Long before metalworkers used modern techniques to forge their items, blacksmiths used high degrees of heat to make the metal workable. Once they achieved the desired shape from the metal, they’d quickly cool it down to make the metal hard again.
Of course, today’s tactics are much more sophisticated and allow for more intricate designs and a wider variety of metalworking options. But the general idea is the same—heating and cooling metal at different points in the process to achieve a desired shape.
Here’s an overview of how heat treatment in Gastonia, NC affects metals of various types.
What happens when you heat up metal?
When metals are exposed to extreme heat, they begin to expand. The temperatures required to expand the metal vary depending on the type of the metal. In addition, the structure of the metal also changes at specific temperatures, a process referred to as “allotropic phase transformation.” During this process, the metal becomes softer, more ductile (able to be stretched) and weaker.
Metal’s electrical resistance can also be impacted by high degrees of heat.

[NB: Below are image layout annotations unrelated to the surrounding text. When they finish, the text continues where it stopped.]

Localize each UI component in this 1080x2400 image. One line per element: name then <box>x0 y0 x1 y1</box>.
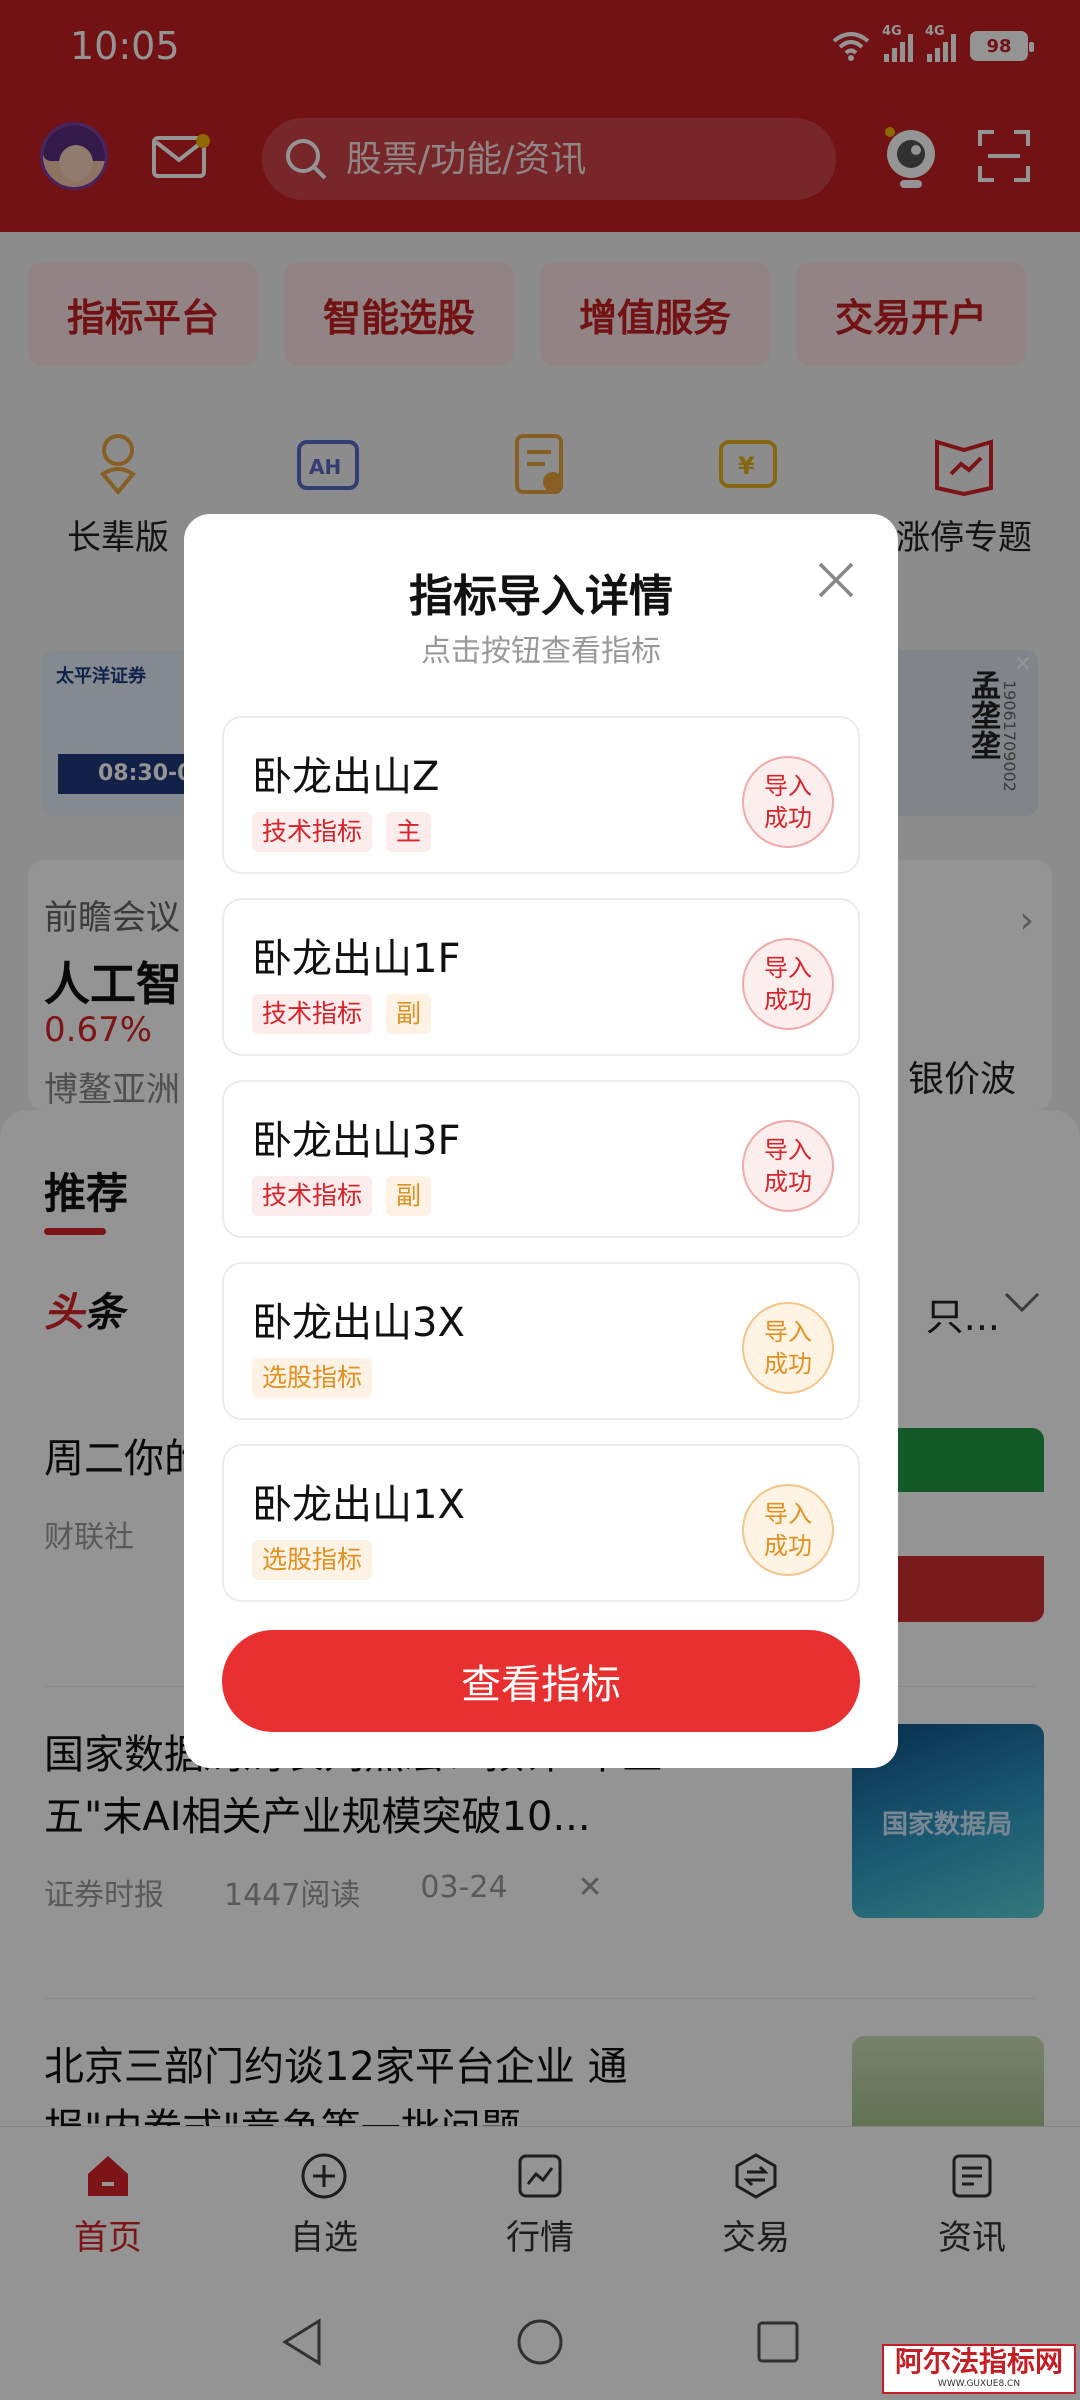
indicator-card-z[interactable]: 卧龙出山Z 技术指标 主 导入 成功 <box>222 716 860 874</box>
import-success-stamp: 导入 成功 <box>742 938 834 1030</box>
indicator-card-1x[interactable]: 卧龙出山1X 选股指标 导入 成功 <box>222 1444 860 1602</box>
tag-type: 技术指标 <box>252 812 373 852</box>
import-success-stamp: 导入 成功 <box>742 1484 834 1576</box>
tag-role: 副 <box>386 1176 432 1216</box>
import-success-stamp: 导入 成功 <box>742 1302 834 1394</box>
dialog-subtitle: 点击按钮查看指标 <box>421 634 661 669</box>
import-success-stamp: 导入 成功 <box>742 1120 834 1212</box>
indicator-card-3x[interactable]: 卧龙出山3X 选股指标 导入 成功 <box>222 1262 860 1420</box>
indicator-import-dialog: 指标导入详情 点击按钮查看指标 卧龙出山Z 技术指标 主 导入 成功 卧龙出山1F… <box>184 514 898 1768</box>
tag-type: 选股指标 <box>252 1358 373 1398</box>
tag-type: 技术指标 <box>252 1176 373 1216</box>
tag-type: 技术指标 <box>252 994 373 1034</box>
tag-type: 选股指标 <box>252 1540 373 1580</box>
view-indicators-button[interactable]: 查看指标 <box>222 1630 860 1732</box>
indicator-card-1f[interactable]: 卧龙出山1F 技术指标 副 导入 成功 <box>222 898 860 1056</box>
indicator-card-3f[interactable]: 卧龙出山3F 技术指标 副 导入 成功 <box>222 1080 860 1238</box>
site-watermark: 阿尔法指标网 WWW.GUXUE8.CN <box>882 2344 1076 2394</box>
close-icon[interactable] <box>806 550 866 610</box>
tag-role: 副 <box>386 994 432 1034</box>
import-success-stamp: 导入 成功 <box>742 756 834 848</box>
tag-role: 主 <box>386 812 432 852</box>
dialog-title: 指标导入详情 <box>409 571 673 622</box>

As the metal gets hotter, the electrons will scatter farther apart from each other, which actually results in the metal being more resistant to electricity.
Different types of heat treatment
Now that you have a general idea of what heat does to metal, here’s how heat affects metal in specific types of heat treatments:
- Annealing: In annealing, the metal is brought closer to its so-called “equilibrium state.” The process makes the metal softer and more workable, allowing it to be shaped and stretched much more easily. The metal will be heated above its critical temperature to change its very microstructure, and will then be slow-cooled to be brought to shape.
- Quenching: Quenching is a process that brings the metal back to room temperature very quickly after it’s heated past its upper critical temperature, versus the slow cooling of annealing. This can be done with oil, water or other media, but it does harden steel at the same temperature as annealing.
- Precipitation hardening: This process results in a more uniform grain structure in the metal to create stronger materials. It involves heating up a solution treatment to extremely high temperatures after a fast cooling process. These temperatures can range from 900 to 1,150 degrees Fahrenheit, with the process taking anywhere from one to four hours, depending on the thickness of the metal and other such factors.
- Tempering: This heat treatment process causes less stress on metals after they’ve been quenched or cast. It involves heating metal to temperatures lower than those required for transformation, then slowly cooling the metal. High temperatures and fast cooling create much more stress on the material.
- Normalizing: This process eliminates impurities in the material and improves overall hardness and strength. The result is a more uniform grain size that comes from air-cooling the metal after it’s heated to a specific temperature.